MUSTAFA LATİF TOPBAŞ KİMDİR
69 yaşındaki Mustafa Latif Topbaş 1.7 milyar dolar kişisel servetiyle Forbes zenginler listesinde de yer alıyor. Türkiye’nin 13’üncü dünyanın ise 882’nci en zengin kişisi olan Mustafa Latif Topbaş, evli ve 4 çocuk babası.
TOPBAŞLA İLGİLİ İDDİALAR
KEMALPAŞA'DA 1600 YILLIK MOZAİKLERİN ÇIKTIĞI SİT ALANINA BİM'İN DEPOSUNU YAPMAK İSTEDİ
Market zinciri BİM’in İzmir Kemalpaşa’da depo yapmak istediği arsada 1600 yıllık mozaikler bulunmuştu. 'Batı'nın Zeugması' olarak da adlandırılan mozaiklerle ilgili yapılan görüşmeler bir telefon kaydının internette yayınlanmasıyla ortaya çıktı. İddialara göre BİM'in ortaklarından Topbaş, Kültür Bakanı Ömer Çelik'i arayarak mozaiklerin taşınmasını, duvar kalıntılarının da kaldırılmasını istemiş.

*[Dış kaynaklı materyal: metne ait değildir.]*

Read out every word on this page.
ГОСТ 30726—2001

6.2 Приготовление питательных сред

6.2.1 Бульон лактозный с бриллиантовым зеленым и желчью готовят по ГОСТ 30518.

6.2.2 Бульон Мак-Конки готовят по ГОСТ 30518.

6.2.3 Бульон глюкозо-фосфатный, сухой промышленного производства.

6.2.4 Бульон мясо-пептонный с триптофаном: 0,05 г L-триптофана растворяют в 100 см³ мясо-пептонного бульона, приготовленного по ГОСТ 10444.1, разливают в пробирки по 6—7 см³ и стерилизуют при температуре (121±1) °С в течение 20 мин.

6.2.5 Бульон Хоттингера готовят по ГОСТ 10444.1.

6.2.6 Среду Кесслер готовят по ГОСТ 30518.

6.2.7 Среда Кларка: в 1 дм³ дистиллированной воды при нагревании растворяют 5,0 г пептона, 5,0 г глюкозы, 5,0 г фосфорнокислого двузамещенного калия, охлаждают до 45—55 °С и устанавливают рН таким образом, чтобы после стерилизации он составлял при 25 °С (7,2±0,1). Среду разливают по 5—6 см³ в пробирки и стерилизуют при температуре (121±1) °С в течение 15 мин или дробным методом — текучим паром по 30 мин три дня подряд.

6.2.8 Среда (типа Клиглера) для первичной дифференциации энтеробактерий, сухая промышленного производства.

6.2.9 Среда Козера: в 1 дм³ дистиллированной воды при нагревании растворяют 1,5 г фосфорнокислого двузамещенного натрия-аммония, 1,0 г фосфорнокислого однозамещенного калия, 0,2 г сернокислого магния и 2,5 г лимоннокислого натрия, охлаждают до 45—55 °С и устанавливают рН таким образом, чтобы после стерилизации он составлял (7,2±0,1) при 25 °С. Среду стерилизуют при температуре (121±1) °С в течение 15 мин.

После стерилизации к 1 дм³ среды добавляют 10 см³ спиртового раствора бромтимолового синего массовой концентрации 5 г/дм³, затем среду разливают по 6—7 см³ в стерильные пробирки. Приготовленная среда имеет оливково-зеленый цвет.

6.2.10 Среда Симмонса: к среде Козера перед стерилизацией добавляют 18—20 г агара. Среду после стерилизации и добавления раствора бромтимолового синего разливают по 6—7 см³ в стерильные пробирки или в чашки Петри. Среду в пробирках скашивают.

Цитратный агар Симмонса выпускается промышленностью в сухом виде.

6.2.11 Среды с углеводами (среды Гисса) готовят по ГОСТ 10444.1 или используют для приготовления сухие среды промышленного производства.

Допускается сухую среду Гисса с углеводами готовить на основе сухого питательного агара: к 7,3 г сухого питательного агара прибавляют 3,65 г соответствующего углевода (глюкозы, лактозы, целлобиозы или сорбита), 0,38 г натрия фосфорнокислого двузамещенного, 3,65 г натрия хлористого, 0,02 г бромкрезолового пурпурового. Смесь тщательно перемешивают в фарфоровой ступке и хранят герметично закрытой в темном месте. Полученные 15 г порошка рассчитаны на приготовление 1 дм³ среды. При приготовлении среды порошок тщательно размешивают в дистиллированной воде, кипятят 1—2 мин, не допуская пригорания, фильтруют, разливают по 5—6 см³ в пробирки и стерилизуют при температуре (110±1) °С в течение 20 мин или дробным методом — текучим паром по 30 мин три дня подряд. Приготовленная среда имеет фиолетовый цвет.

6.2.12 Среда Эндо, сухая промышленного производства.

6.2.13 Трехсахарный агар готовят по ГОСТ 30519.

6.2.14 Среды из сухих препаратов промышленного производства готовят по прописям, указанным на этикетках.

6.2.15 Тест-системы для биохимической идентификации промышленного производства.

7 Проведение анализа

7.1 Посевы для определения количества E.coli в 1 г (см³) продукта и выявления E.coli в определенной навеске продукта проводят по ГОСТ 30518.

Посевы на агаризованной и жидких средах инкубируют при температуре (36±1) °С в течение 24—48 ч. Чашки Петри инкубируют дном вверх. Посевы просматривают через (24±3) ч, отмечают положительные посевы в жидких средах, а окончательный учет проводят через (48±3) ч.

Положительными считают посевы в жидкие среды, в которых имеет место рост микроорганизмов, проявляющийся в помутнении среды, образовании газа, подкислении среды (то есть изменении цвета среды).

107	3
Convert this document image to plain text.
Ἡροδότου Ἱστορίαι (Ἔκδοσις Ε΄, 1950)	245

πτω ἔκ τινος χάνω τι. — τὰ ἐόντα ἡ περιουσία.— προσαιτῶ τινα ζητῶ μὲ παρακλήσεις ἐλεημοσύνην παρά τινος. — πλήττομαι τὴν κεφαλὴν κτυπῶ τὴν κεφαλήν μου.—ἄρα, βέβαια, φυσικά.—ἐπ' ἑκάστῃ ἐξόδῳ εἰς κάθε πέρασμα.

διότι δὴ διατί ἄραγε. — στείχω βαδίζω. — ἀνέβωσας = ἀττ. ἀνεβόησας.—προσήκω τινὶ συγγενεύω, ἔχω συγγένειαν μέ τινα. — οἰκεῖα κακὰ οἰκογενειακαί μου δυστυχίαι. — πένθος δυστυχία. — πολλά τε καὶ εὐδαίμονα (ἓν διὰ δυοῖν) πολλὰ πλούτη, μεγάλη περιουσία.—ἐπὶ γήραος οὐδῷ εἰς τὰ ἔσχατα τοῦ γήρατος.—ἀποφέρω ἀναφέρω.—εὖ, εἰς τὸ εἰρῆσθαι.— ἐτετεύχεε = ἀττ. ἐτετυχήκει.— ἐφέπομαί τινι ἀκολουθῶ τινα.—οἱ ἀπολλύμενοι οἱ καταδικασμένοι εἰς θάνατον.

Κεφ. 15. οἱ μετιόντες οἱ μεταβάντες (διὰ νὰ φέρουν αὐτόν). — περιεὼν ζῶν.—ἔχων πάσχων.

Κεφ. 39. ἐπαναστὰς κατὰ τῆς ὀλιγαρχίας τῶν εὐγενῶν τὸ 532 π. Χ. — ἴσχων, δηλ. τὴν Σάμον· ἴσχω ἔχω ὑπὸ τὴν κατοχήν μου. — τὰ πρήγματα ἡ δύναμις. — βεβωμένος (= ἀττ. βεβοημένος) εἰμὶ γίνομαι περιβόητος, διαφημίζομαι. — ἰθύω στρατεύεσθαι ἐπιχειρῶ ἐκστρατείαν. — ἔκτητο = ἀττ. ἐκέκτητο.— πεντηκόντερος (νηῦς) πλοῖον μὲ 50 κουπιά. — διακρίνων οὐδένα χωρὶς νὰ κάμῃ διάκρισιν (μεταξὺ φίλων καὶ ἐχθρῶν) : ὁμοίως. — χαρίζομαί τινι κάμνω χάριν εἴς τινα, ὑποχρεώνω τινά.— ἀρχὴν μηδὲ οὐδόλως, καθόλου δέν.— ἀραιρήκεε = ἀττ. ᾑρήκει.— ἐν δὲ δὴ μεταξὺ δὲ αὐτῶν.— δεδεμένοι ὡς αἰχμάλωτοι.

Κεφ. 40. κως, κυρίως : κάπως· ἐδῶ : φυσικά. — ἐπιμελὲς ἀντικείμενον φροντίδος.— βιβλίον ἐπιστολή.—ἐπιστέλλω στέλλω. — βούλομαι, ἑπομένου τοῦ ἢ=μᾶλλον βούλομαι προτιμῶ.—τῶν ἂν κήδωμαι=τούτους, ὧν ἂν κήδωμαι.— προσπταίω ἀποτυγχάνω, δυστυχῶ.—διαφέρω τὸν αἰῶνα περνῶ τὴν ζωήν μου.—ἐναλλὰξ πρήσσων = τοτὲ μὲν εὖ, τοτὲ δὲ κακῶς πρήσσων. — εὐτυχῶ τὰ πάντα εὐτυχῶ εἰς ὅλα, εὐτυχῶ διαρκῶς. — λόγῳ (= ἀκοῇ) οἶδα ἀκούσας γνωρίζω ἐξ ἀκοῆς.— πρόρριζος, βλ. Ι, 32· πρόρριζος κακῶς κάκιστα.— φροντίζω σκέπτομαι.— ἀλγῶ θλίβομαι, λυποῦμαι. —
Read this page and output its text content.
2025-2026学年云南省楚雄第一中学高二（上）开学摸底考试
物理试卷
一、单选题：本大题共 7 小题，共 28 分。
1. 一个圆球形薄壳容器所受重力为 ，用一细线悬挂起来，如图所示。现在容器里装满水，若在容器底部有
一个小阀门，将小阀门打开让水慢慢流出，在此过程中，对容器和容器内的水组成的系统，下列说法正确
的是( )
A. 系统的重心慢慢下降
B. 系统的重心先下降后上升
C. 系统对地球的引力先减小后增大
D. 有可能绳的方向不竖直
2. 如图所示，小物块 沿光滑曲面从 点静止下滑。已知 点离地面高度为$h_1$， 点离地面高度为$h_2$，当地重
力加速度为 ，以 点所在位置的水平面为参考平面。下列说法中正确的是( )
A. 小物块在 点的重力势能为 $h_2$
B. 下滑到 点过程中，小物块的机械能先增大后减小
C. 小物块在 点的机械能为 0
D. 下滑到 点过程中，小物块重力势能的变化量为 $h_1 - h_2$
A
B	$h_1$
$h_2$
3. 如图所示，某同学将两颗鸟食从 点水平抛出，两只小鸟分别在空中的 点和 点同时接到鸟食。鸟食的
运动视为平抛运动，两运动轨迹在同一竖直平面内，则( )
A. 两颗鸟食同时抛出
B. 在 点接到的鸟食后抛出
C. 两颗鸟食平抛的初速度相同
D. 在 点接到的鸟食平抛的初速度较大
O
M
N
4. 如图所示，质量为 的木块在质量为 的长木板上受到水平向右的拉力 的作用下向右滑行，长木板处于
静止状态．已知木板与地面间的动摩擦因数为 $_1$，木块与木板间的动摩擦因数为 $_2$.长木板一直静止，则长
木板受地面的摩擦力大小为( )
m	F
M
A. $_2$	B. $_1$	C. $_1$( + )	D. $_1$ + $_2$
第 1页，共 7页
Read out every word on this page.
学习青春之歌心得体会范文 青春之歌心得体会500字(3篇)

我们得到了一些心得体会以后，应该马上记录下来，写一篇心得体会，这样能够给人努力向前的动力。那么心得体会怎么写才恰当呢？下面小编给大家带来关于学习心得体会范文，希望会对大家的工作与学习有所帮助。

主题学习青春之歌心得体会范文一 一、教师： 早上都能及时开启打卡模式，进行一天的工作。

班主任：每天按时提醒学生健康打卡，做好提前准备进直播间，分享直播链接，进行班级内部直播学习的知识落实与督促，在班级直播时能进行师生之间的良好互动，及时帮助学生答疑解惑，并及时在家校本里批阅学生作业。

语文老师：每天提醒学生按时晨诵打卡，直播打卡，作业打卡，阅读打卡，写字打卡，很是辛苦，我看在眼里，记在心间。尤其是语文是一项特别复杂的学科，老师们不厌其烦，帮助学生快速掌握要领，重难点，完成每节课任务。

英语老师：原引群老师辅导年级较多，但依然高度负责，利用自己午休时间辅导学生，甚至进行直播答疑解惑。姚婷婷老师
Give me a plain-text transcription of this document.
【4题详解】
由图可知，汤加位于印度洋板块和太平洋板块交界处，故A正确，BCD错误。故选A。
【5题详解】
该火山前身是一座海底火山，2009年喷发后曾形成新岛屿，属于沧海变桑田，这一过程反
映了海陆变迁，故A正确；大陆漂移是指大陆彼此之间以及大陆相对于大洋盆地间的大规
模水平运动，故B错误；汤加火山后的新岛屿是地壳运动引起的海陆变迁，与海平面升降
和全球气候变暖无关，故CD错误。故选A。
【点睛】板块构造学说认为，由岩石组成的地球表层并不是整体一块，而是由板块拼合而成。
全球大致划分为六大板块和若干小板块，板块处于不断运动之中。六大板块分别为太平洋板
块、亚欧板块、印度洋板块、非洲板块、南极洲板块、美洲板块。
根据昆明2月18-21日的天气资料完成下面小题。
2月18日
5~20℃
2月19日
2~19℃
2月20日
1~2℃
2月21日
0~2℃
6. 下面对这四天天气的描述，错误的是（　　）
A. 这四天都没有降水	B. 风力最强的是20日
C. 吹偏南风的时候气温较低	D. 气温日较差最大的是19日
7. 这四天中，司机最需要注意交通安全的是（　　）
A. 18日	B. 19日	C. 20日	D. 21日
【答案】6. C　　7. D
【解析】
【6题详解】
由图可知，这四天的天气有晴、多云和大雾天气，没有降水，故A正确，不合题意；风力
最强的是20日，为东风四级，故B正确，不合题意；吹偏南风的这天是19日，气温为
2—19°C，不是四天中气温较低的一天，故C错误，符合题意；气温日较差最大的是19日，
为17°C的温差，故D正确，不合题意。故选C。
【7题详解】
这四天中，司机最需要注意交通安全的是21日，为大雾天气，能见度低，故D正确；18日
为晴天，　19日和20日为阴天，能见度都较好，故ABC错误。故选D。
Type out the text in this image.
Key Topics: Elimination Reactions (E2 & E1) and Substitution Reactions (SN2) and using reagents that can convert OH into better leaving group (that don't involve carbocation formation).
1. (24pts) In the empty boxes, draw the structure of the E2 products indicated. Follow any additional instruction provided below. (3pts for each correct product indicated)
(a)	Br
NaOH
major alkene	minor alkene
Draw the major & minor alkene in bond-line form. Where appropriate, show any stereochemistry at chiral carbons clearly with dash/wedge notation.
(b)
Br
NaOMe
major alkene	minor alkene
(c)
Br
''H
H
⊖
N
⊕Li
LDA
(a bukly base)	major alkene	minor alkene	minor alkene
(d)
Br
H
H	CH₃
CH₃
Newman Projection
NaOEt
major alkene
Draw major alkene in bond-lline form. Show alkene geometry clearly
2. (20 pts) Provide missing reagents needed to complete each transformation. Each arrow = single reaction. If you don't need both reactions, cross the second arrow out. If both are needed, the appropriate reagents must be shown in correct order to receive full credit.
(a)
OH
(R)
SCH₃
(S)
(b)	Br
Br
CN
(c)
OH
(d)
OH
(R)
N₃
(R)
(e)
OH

12 Aralık 2013'te Kültür Varlıklarını Koruma Yüksek Kurulu, BİM’in yaptığı itiraz başvurusuna ek olarak sunulan ve Ege Üniversitesi Rektörlüğünden Prof. DR. Ersin Doğaner ve Yrd.Doç. Emine Tok tarafından hazırlanan raporları dikkate alarak mozaiklerin taşınmasına karar verdi.
Urla'DAKİ VİLLALAR
Başbakan Tayyip Erdoğan ve ailesi için İzmir Urla’ya bağlı Zeytineli köyü, Hacılar Koyu’nda yapıldığı iddia edilen villaların, 1’inci derece sit alanı üzerinde inşa edildiği ileri sürüldü.
Urla villalarının bulunduğu alanın 1995 sonrasında doğal SİT alanı olarak işaretlendiğini, birinci derece korunması ve yapılaşmadan uzak tutulması gereken yer olarak Koruma Kurulu tarafından korunduğunu anlatan eski Kültür Bakanı Ertuğrul Günay, 2010 yılında Kurul'un bölgenin en özellikli yeri olan Zeytineli koy bölgesinde kaçak villa yapımını tespit ederek yıkım kararı verdiğini ve uygulanması için Valilik ve alt birimlere tebliğ ettiğini söyledi. "Basında okuduğunuz o zamanki İzmir Valisi'nin yıkım girişimi, bu karara dayanıyor" diyen Günay, tebliğ edilmesine rağmen yıkımın gerçekleşmediğini belirtti.